Appropriate and inappropriate, thankfully can be taught. I recently injured my back. For my eight year old that meant that he must bring me a glass of water. I have no idea where that concept came from. For my husband it meant that he wasn’t allowed to complain when the washing wasn’t done and he was out of underwear. There is very little empathy in my house.
My Three Aspies have a Manny, (male nanny) James, who also has Aspergers Syndrome. James has been taught in many scenarios what are not only appropriate responses but empathetic ones too. I saw a ray of hope when I told him I injured my back and his response was “Oh no, that’s no good, I hope it feels better soon.” Kudos to his Mum, she has taught him well, and inspired me. I enjoyed a few moments of sympathy; then did the laundry.

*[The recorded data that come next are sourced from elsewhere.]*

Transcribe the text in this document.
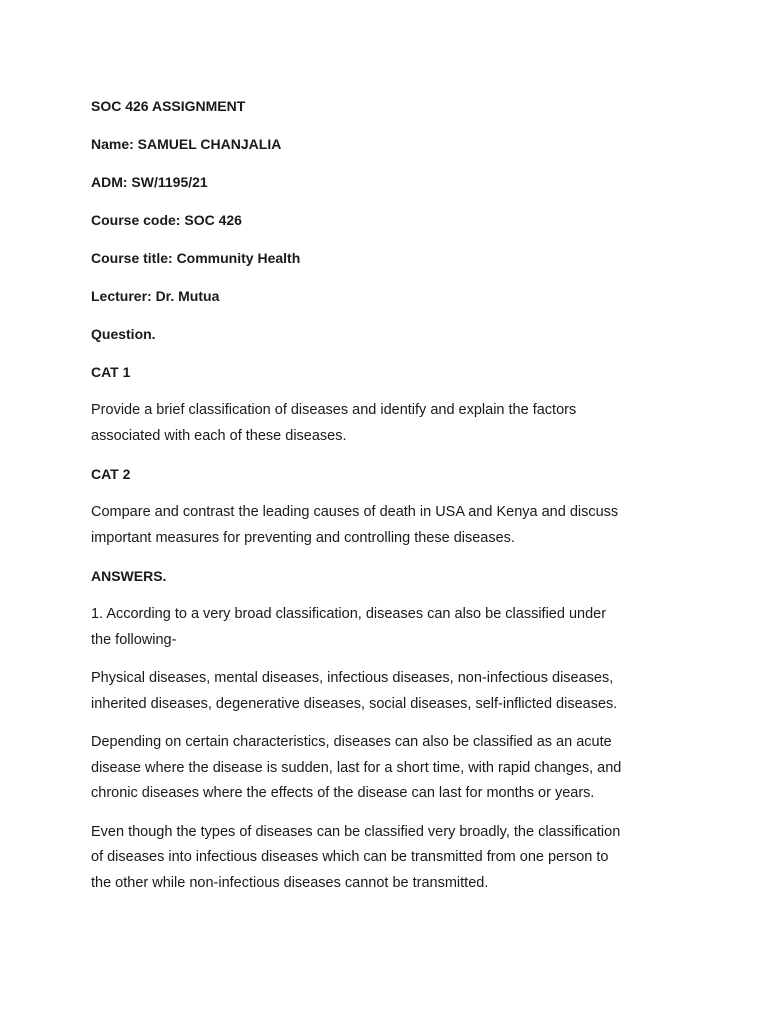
SOC 426 ASSIGNMENT

Name: SAMUEL CHANJALIA

ADM: SW/1195/21

Course code: SOC 426

Course title: Community Health

Lecturer: Dr. Mutua

Question.

CAT 1

Provide a brief classification of diseases and identify and explain the factors
associated with each of these diseases.

CAT 2

Compare and contrast the leading causes of death in USA and Kenya and discuss
important measures for preventing and controlling these diseases.

ANSWERS.

1. According to a very broad classification, diseases can also be classified under
the following-
Physical diseases, mental diseases, infectious diseases, non-infectious diseases,
inherited diseases, degenerative diseases, social diseases, self-inflicted diseases.
Depending on certain characteristics, diseases can also be classified as an acute
disease where the disease is sudden, last for a short time, with rapid changes, and
chronic diseases where the effects of the disease can last for months or years.
Even though the types of diseases can be classified very broadly, the classification
of diseases into infectious diseases which can be transmitted from one person to
the other while non-infectious diseases cannot be transmitted.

Bailey’s complete lack of emotional response was interesting. A friend of mine whose son has aspergers told me a story of her son’s reaction when his Grandmother died. He put his arm around her and said, “I see you are crying, I’m sorry I can’t cry with you.” Other children with aspergers dealing with loss have been noted as asking, “Why is it raining in your eyes?” or not responding at all for fear of saying the wrong thing.
I am yet to find a book that explains every life scenario that can be added to my boy’s encyclopedia of facts. Social skill classes and books about Aspergers Syndrome, aimed at their ages, do help. Learning to use their words in tactful well-crafted ways, as opposed to shooting random arrows of thoughts, will help them in the long run. Teaching those skills to My Three Aspies is a never-ending task. Thankfully most of our friends, and their friends, understand them enough to know that.